Microcomputed tomography (Micro CT, SkyScan1276, Bruker, Germany) was used to detect bone mineral density (BMD), bone volume/tissue volume (BV/TV), trabecular number (Tb.N), trabecular separation (Tb.sp), trabecular thickness (Tb.th) and structure model index (SMI) of the femur. The scanning parameters were a source voltage of 55 kV, a source current of 72 uA, a tomographic angle of 180° and a rotation step of 0.4°.

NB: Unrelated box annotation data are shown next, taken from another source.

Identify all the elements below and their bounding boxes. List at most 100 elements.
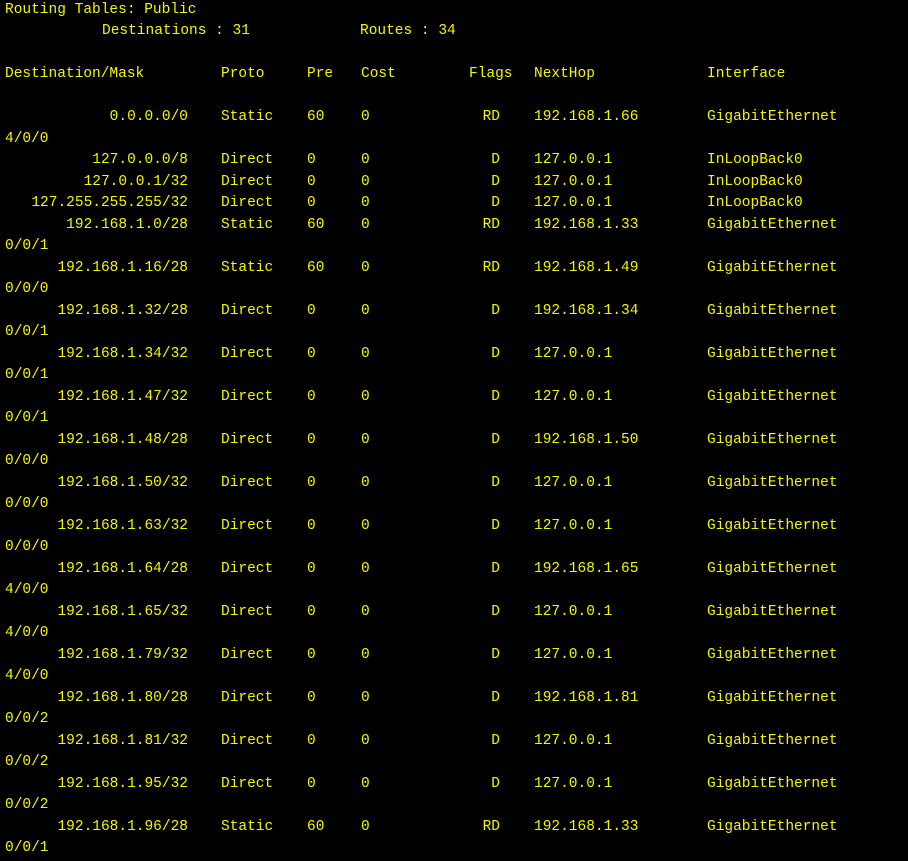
route-interface-continuation: 0/0/1 bbox=[5, 410, 49, 426]
route-interface-continuation: 0/0/0 bbox=[5, 539, 49, 555]
route-destination: 192.168.1.81/32 bbox=[57, 732, 188, 749]
route-pre: 0 bbox=[307, 689, 316, 706]
route-destination: 192.168.1.65/32 bbox=[57, 603, 188, 620]
route-flags: D bbox=[491, 431, 500, 448]
route-destination: 192.168.1.50/32 bbox=[57, 474, 188, 491]
route-interface: InLoopBack0 bbox=[707, 152, 803, 168]
table-row: 192.168.1.50/32 Direct 0 0 D 127.0.0.1 Gigabit… bbox=[0, 473, 908, 494]
route-destination: 192.168.1.64/28 bbox=[57, 560, 188, 577]
route-interface: GigabitEthernet bbox=[707, 732, 838, 749]
route-flags: D bbox=[491, 646, 500, 663]
route-proto: Direct bbox=[221, 152, 274, 168]
table-row: 192.168.1.95/32 Direct 0 0 D 127.0.0.1 Gigabit… bbox=[0, 774, 908, 795]
table-row: 192.168.1.65/32 Direct 0 0 D 127.0.0.1 Gigabit… bbox=[0, 602, 908, 623]
table-header: Destination/Mask Proto Pre Cost Flags Ne… bbox=[0, 64, 908, 85]
table-row: 0.0.0.0/0 Static 60 0 RD 192.168.1.66 GigabitE… bbox=[0, 107, 908, 128]
route-nexthop: 192.168.1.50 bbox=[534, 431, 639, 448]
route-proto: Static bbox=[221, 259, 274, 276]
route-flags: D bbox=[491, 474, 500, 491]
route-interface: GigabitEthernet bbox=[707, 302, 838, 319]
table-row: 192.168.1.81/32 Direct 0 0 D 127.0.0.1 Gigabit… bbox=[0, 731, 908, 752]
route-cost: 0 bbox=[361, 775, 370, 792]
route-interface: InLoopBack0 bbox=[707, 195, 803, 211]
route-pre: 0 bbox=[307, 152, 316, 168]
route-cost: 0 bbox=[361, 109, 370, 125]
route-interface: GigabitEthernet bbox=[707, 474, 838, 491]
route-interface: GigabitEthernet bbox=[707, 431, 838, 448]
route-interface-continuation: 4/0/0 bbox=[5, 668, 49, 684]
route-pre: 0 bbox=[307, 517, 316, 534]
table-row: 192.168.1.48/28 Direct 0 0 D 192.168.1.50 Giga… bbox=[0, 430, 908, 451]
route-interface: GigabitEthernet bbox=[707, 388, 838, 405]
route-interface: GigabitEthernet bbox=[707, 345, 838, 362]
route-proto: Direct bbox=[221, 345, 274, 362]
route-nexthop: 127.0.0.1 bbox=[534, 195, 613, 211]
route-destination: 192.168.1.96/28 bbox=[57, 818, 188, 835]
table-row: 192.168.1.79/32 Direct 0 0 D 127.0.0.1 Gigabit… bbox=[0, 645, 908, 666]
route-interface: GigabitEthernet bbox=[707, 818, 838, 835]
route-nexthop: 192.168.1.49 bbox=[534, 259, 639, 276]
route-interface-continuation: 4/0/0 bbox=[5, 625, 49, 641]
route-interface-continuation: 0/0/0 bbox=[5, 453, 49, 469]
route-interface-continuation: 0/0/1 bbox=[5, 367, 49, 383]
route-interface: GigabitEthernet bbox=[707, 560, 838, 577]
table-row: 192.168.1.64/28 Direct 0 0 D 192.168.1.65 Giga… bbox=[0, 559, 908, 580]
route-interface-continuation: 0/0/1 bbox=[5, 324, 49, 340]
route-interface-continuation: 0/0/1 bbox=[5, 840, 49, 856]
route-pre: 60 bbox=[307, 109, 325, 125]
route-nexthop: 192.168.1.65 bbox=[534, 560, 639, 577]
route-interface-continuation: 4/0/0 bbox=[5, 582, 49, 598]
route-cost: 0 bbox=[361, 560, 370, 577]
route-interface-continuation: 0/0/2 bbox=[5, 754, 49, 770]
table-row: 192.168.1.32/28 Direct 0 0 D 192.168.1.34 Giga… bbox=[0, 301, 908, 322]
route-proto: Direct bbox=[221, 474, 274, 491]
route-proto: Static bbox=[221, 216, 274, 233]
terminal-window[interactable]: Routing Tables: Public Destinations : 31… bbox=[0, 0, 908, 861]
route-proto: Direct bbox=[221, 517, 274, 534]
route-interface-continuation: 0/0/1 bbox=[5, 238, 49, 254]
route-proto: Direct bbox=[221, 775, 274, 792]
route-cost: 0 bbox=[361, 173, 370, 190]
table-row: 192.168.1.47/32 Direct 0 0 D 127.0.0.1 Gigabit… bbox=[0, 387, 908, 408]
route-nexthop: 127.0.0.1 bbox=[534, 388, 613, 405]
route-pre: 60 bbox=[307, 259, 325, 276]
route-proto: Direct bbox=[221, 603, 274, 620]
route-proto: Static bbox=[221, 109, 274, 125]
routing-table-title: Routing Tables: Public bbox=[5, 2, 197, 18]
route-flags: D bbox=[491, 173, 500, 190]
route-nexthop: 127.0.0.1 bbox=[534, 775, 613, 792]
table-row: 127.255.255.255/32 Direct 0 0 D 127.0.0.1 InLo… bbox=[0, 193, 908, 214]
route-proto: Direct bbox=[221, 560, 274, 577]
route-cost: 0 bbox=[361, 603, 370, 620]
route-interface-continuation: 0/0/0 bbox=[5, 281, 49, 297]
route-cost: 0 bbox=[361, 474, 370, 491]
routes-count: Routes : 34 bbox=[360, 23, 456, 39]
col-cost-header: Cost bbox=[361, 66, 396, 82]
route-flags: D bbox=[491, 388, 500, 405]
route-proto: Static bbox=[221, 818, 274, 835]
route-pre: 0 bbox=[307, 173, 316, 190]
route-pre: 0 bbox=[307, 474, 316, 491]
route-pre: 0 bbox=[307, 195, 316, 211]
route-destination: 192.168.1.48/28 bbox=[57, 431, 188, 448]
route-interface-continuation: 0/0/2 bbox=[5, 711, 49, 727]
route-destination: 192.168.1.0/28 bbox=[66, 216, 188, 233]
route-interface: GigabitEthernet bbox=[707, 216, 838, 233]
route-flags: D bbox=[491, 775, 500, 792]
route-flags: D bbox=[491, 732, 500, 749]
route-cost: 0 bbox=[361, 152, 370, 168]
route-proto: Direct bbox=[221, 195, 274, 211]
destinations-count: Destinations : 31 bbox=[102, 23, 250, 39]
route-proto: Direct bbox=[221, 646, 274, 663]
route-pre: 60 bbox=[307, 216, 325, 233]
route-cost: 0 bbox=[361, 345, 370, 362]
route-nexthop: 127.0.0.1 bbox=[534, 152, 613, 168]
route-destination: 192.168.1.80/28 bbox=[57, 689, 188, 706]
route-destination: 127.0.0.0/8 bbox=[92, 152, 188, 168]
route-nexthop: 192.168.1.81 bbox=[534, 689, 639, 706]
route-proto: Direct bbox=[221, 173, 274, 190]
route-pre: 60 bbox=[307, 818, 325, 835]
route-interface-continuation: 4/0/0 bbox=[5, 130, 49, 147]
route-flags: D bbox=[491, 603, 500, 620]
route-cost: 0 bbox=[361, 818, 370, 835]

Seahorse-based cell respiration analysis

A Seahorse XFp analyser (Agilent Seahorse Biosciences, North Billerica, MA, USA) was used to detect the oxygen consumption of BMSCs to reflect mitochondrial function. BMSCs were seeded in a Seahorse mini plate at a density of 3 × 104 cells/well with osteogenic induction, H2O2 and MMP-9-IN-1 stimulation. Prior to analysis, the medium was replaced with Seahorse XF buffered base medium (Agilent, Santa Clara, CA, USA) supplemented with 2 mM glutamine, 1 mM pyruvate and 5.5 mM glucose at a pH of 7.4 and balanced in a CO2-free incubator at 37 °C for 1 hour, followed by sequential treatment with 1 μM oligomycin, 2 μM FCCP, and 0.5 μM rotenone/antimycin A. The results were normalized to the cell number in each well and analysed by Seahorse Wave Desktop Software.

Statistics

The data are expressed as the mean ± standard deviation (SD) and were analysed using GraphPad Prism 8 (San Diego, CA, USA) and SPSS 22.0 (Chicago, IL, USA). ImageJ (NIH, MD, USA) was used to quantify protein bands. The Kolmogorov‒Smirnov test was used to verify the normality of the data. Student’s t-test or one-way ANOVAs and Tukey’s post hoc test were used to analyse differences between groups. P < 0.05 was considered statistically significant. All cell experiments were repeated three times.